Black girl beat up and bullied by other black for 'acting too white'
Other than the story, the comments are very interesting, TONS of comments by other blacks claiming the same thing happens to them. Not only other blacks but their families as well bully them, calling them oreo, traitor, etc.
Why is it, if a black person wants to speak proper english, live in a suburb, do good in school, go to college or university, they are bullied for 'being too white', but then those exact same people who bully them then go around and pull the race card blaming society for not having any opportunities in life?
How is speaking proper english, and getting schooling and a good job associated with a race?
some comments from the messages on that story....." Same thing happened to me throughout my entire youth, by both classmates and family alike. Just because I was intelligent, well mannered, actually cared about school (or at least doing good in it) and talked proper (no Ebonics or slang) I was considered and verbally called "white boy" by other black students and a significant number of family members (young and old, yes elder uncles and aunties would call me that behind my back). I've been beaten up before by classmates because of this and of course when teachers found out they'd intervene, but considering these were inner city public schools, you can imagine how much that did for me. I've had to force myself to use more slang just to keep them off of me (again, little help)."
" This is ridiculous. Back in college, I worked at a subway during the summers. There was a black guy there who would constantly call me "Oreo" because I was white on the inside and black on the outside. One day I asked him why he called me that. He said that because I live in the suburbs, go to a university, and speak proper English that I acted white. Now that's when I really become offended; that he would associate all these negative things with being black and then to be PROUD of it and try to shame me because I wasn't BLACK enough? One day he came in and said "hey Oreo!" after I told him not to call me that. My shift was over so as I left I told him, "you're insulting yourself and you don't even know it." After that is when the threats started."
" Oh this is nothing new. As a black student in college, I can honestly tell you that I have been shunned so many times by other black people in high school. The don't like me because I'm a foreign black and I don't talk the same way. They didm;t like me because I am dark skin complexioned, I didn't talk like a thug, I was top 5 in my class and because I refused to act like an immature moron throughout my high school career. Ironically, the most racism I have ever faced has been from other blacks. There have been a few ignorant racists whites, but most of the racism I face comes from others blacks. Frankly I don't care, the jokes on them. I am studying to become a physician and I will succeed in the future and laugh at the clowns that I have left behind in life."
I guess it's just down to good old fashioned jealousy.
I got this whole attitude when I was growing up in school, got called white girl plenty of times because I didn't 'act' in the way that black people were supposed to act, which in their mind meant loud, stupid, and ignorant and lacking good home training. Of course I didn't say this because I probably would have just made things worse for myself back then. I always thought that this mentality was stupid because people were basically discrediting my blackness because I didn't talk like I hadn't taken an english class in my entire school career. And sure, it's not like I haven't had my moments of talking improper, who the hell hasn't, but that's just not my every day normal speech. And I'm not looking down on people who choose to talk in whatever way they way want, I really don't have the time to do that, but what I do hate is being told that I'm white because I don't fit into this box of blackness. The only person who gets define what being black for me means is /ME/, no one else. And despite what others have tried to tell me over the years, I AM black, and my black is very beautiful.

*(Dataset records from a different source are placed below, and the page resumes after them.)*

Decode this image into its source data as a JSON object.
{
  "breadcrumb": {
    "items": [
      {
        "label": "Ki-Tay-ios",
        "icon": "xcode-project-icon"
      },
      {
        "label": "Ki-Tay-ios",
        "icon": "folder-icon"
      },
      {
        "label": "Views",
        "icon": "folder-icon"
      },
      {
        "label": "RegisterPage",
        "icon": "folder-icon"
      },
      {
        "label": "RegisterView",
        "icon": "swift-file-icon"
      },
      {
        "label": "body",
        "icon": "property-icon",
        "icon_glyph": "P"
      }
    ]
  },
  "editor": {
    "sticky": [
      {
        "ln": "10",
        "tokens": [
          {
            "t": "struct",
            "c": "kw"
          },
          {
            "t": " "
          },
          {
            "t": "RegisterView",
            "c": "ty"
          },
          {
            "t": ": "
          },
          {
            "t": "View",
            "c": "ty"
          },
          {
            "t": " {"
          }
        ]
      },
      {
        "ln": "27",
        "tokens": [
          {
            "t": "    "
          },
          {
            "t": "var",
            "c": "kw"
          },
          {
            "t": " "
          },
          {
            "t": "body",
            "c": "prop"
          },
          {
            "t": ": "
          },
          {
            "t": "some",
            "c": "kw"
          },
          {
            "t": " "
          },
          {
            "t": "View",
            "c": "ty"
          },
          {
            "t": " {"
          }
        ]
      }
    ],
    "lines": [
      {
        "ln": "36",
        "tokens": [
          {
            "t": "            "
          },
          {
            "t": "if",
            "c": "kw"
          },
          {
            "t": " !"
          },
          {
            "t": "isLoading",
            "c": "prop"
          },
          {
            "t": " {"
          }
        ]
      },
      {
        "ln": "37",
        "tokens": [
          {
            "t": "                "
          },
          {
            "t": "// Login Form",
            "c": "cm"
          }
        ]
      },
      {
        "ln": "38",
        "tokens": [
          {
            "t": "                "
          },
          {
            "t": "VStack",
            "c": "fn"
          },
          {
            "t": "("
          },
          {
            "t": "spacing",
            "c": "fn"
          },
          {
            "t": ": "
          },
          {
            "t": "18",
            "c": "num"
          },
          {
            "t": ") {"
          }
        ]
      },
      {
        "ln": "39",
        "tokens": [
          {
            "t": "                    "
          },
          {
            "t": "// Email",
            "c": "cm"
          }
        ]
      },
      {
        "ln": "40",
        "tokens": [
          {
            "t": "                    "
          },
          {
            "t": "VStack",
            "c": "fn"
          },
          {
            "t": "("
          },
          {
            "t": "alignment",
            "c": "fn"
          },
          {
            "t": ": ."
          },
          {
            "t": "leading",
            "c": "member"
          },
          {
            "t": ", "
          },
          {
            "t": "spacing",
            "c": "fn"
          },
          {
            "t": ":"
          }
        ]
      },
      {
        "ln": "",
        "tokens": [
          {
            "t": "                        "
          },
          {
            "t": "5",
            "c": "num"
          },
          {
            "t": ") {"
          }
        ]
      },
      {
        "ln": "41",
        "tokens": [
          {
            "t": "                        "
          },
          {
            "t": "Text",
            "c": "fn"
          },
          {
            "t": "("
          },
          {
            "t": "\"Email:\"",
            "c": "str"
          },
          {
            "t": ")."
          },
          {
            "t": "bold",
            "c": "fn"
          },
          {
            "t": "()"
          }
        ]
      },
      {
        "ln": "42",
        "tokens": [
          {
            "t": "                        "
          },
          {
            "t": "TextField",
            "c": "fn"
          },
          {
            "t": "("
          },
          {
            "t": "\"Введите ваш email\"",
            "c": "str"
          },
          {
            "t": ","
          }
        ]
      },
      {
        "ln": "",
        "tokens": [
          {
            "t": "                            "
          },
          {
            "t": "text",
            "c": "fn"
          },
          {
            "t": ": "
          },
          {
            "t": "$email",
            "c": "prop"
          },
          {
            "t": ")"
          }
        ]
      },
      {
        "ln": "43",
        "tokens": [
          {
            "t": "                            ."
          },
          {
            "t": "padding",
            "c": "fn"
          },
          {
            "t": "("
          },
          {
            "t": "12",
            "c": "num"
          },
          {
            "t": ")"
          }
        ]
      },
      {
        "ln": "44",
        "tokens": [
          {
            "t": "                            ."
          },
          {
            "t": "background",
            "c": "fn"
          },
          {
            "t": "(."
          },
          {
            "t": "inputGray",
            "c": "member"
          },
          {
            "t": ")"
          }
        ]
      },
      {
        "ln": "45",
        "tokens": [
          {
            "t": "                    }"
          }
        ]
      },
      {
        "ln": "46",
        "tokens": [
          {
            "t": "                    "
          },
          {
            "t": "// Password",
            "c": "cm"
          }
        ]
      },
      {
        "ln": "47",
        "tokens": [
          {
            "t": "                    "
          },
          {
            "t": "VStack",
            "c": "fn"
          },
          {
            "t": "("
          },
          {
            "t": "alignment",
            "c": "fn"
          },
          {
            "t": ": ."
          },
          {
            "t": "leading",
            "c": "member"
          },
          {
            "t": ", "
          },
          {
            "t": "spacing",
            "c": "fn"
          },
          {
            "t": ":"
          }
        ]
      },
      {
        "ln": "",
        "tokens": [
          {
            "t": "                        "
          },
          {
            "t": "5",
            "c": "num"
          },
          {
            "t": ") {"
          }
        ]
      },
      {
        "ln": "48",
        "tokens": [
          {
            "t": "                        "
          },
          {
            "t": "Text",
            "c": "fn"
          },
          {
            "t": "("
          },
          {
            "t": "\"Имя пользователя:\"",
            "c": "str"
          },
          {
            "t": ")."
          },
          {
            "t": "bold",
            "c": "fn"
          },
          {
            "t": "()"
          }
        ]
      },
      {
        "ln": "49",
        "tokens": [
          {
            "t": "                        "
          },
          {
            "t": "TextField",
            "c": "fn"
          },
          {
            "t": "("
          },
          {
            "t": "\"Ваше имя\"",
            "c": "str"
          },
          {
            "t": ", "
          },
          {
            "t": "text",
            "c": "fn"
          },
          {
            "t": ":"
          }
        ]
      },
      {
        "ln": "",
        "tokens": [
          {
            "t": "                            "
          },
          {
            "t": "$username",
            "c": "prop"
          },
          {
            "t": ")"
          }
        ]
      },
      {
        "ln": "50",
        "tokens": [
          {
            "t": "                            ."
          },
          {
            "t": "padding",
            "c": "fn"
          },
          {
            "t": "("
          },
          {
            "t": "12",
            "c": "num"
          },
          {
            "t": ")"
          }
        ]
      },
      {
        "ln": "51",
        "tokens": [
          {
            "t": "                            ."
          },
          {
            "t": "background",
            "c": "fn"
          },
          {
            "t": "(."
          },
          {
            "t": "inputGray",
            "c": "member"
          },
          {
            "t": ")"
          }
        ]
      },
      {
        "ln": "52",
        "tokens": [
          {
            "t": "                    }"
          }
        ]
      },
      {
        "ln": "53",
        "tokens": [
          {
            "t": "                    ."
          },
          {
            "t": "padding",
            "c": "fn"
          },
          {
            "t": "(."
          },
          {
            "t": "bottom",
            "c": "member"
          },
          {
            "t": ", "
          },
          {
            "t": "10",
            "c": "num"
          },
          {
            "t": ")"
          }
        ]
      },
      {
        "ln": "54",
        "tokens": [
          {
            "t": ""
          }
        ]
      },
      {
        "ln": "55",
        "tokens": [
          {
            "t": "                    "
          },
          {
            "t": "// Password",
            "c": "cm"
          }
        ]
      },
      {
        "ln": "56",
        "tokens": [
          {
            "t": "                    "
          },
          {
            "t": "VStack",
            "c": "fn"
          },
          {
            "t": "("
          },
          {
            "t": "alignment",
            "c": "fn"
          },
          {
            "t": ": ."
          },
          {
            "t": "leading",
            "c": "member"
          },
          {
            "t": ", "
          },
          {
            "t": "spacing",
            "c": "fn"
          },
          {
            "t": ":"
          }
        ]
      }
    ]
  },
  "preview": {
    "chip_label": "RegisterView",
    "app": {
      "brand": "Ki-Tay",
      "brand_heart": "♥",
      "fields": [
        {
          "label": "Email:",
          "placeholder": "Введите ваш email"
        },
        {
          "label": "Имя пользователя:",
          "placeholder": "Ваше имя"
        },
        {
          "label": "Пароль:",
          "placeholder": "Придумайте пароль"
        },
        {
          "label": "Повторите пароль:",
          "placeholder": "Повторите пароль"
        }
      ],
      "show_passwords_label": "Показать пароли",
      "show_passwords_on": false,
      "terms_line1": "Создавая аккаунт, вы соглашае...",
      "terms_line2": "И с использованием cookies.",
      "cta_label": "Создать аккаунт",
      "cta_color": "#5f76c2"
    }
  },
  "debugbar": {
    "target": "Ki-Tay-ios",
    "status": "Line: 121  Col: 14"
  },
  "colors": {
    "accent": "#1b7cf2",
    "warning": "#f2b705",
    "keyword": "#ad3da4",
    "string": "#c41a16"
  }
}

Each and every person has beautiful skin color. Each and every person should have the right not to be bullied for trying to further their opportunities in life through education, good manners, etc.... .
It pains me to hear these type stories. For those that persevered, hopefully it made them even stronger in their convictions. The tragedy is how for some, they give up, and don't persevere. That means even their own families cause them to create less opportunities to better their lives. ( This is sounding familiar to the JW education and association indoctrination isn't it?)
More BS from EOM
A fitting name for your comment, pistoff. Is that a 24/7 personality trait?
Being a JW and black make it difficult to fit in also. My sons have experince
the same problems even to day. I remember when I left the borg and out
having a drink in a bar, guys would ask me "are you the police". I never could
figure that out, why someone would think I was the police..
My non-jw family members ask me all the time, what's up with your sons, one surf
(what black guys surf, sharks probably think what the hell).
They were raised differently, a very different environment while in the borg....
I have met white guys that believe they are black, Korean guys that knows
more blacks slang words then I have ever heard.
It all depends on how you were raised...
As a JW you lose your black identity, that depends on the congregation
you were in...Because of the area we served, my kids had very few black
freinds, so the adjustment for my boys, it was difficult...
Today both boys out of the borg, there friends white, Mexican american
and Asian..These are the people they grew up with when they were young,
the different races, these are the people that stayed in our home....
We saw the borg as a brotherhood, we didn't see color.....
Oh yes, I forgot. The words Uncle Tom, house N---, they have been called..LOL
Only at continued posts about race that make it seem like whites are the repressed and underrepresented minority.